1. ESR (erythrocyte sedimentation rate) and CRP (C-reactive protein)
These are non specific blood tests which are conducted in the later stages to evaluate complications in the bloodstream. These are minimally invasive tests, which require the patient’s blood sample for analysis. The tests usually takes about 5 minutes, and results may take up to 2 days.
2. Complete blood count (CBC)
A complete blood count is a minimally invasive test performed to check the patient for anemia and other abnormalities in the blood in acute cases of stroke. A blood sample is taken and tested for white blood cells count and iron deficiency. The test takes about 5 minutes and the patient need not be under observation before or after the test.
3. Electrocardiogram (ECG)
An electrocardiogram (ECG) is a non-invasive sonogram of the heart, performed to detect arrhythmia (abnormal heart rhythm) which might have resulted in a clot in the heart. The clot can further spread to the blood vessels in the brain through the bloodstream, resulting in a stroke. The patient is made to lie and some gel is applied on the chest region. ECG leads are attached to six pre-defined positions on the chest and the electrical impulses of the heart are transmitted through the leads. The test usually takes about 15 minutes and the patient is not required to be under observation.

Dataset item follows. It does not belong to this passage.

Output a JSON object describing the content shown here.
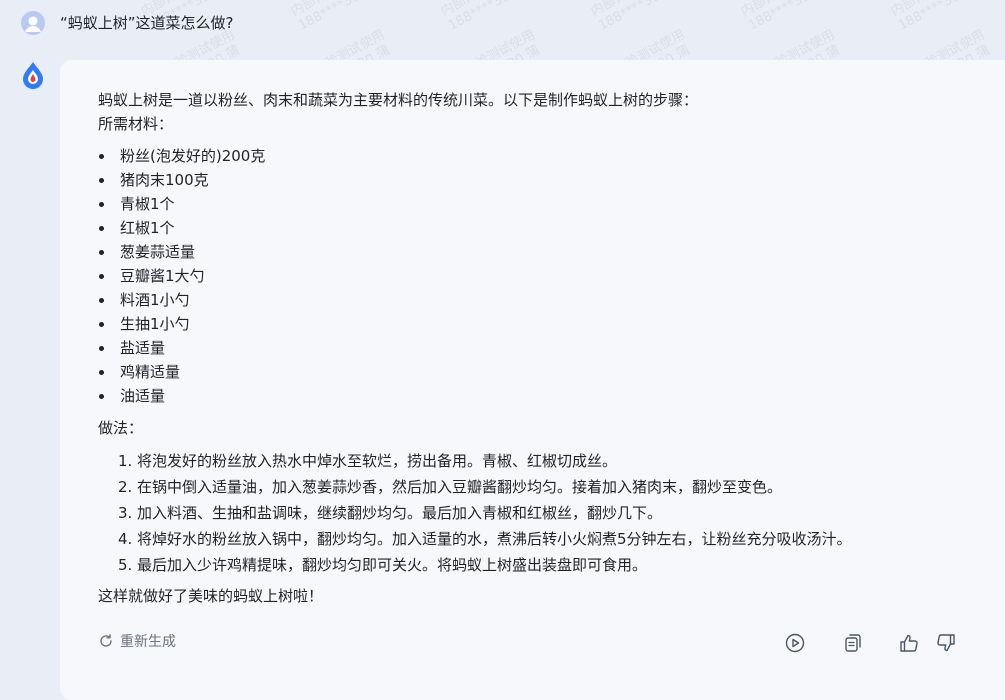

4. Carotid doppler ultrasound
The carotid doppler ultrasound is a non-invasive imaging test performed to visualize the carotid arteries for clots, or decrease in blood supply. A transducer is used to send high frequency sound waves through the tissues to reflect on-screen images of the arteries. The test takes about 15 to 30 minutes for completion. The patient is not required to be kept under observation before or after the test.
Arteriogragphy is a specialized form of angiogram, conducted to visualize the blood vessels of the brain is case of a suspected stroke. Arteriography is an invasive diagnosis in which a long, flexible tube (catheter) is inserted in the patient’s groin through a small incision. The catheter is then advanced into the cartoid or vertibral artery. A contrast material (dye) is injected through the catheter and X-ray images of the arteries are taken. The procedure takes about 20 to 30 minutes for completion. The catheter is then removed and the incision is sutured. The patient is usually kept under observation overnight after the procedure.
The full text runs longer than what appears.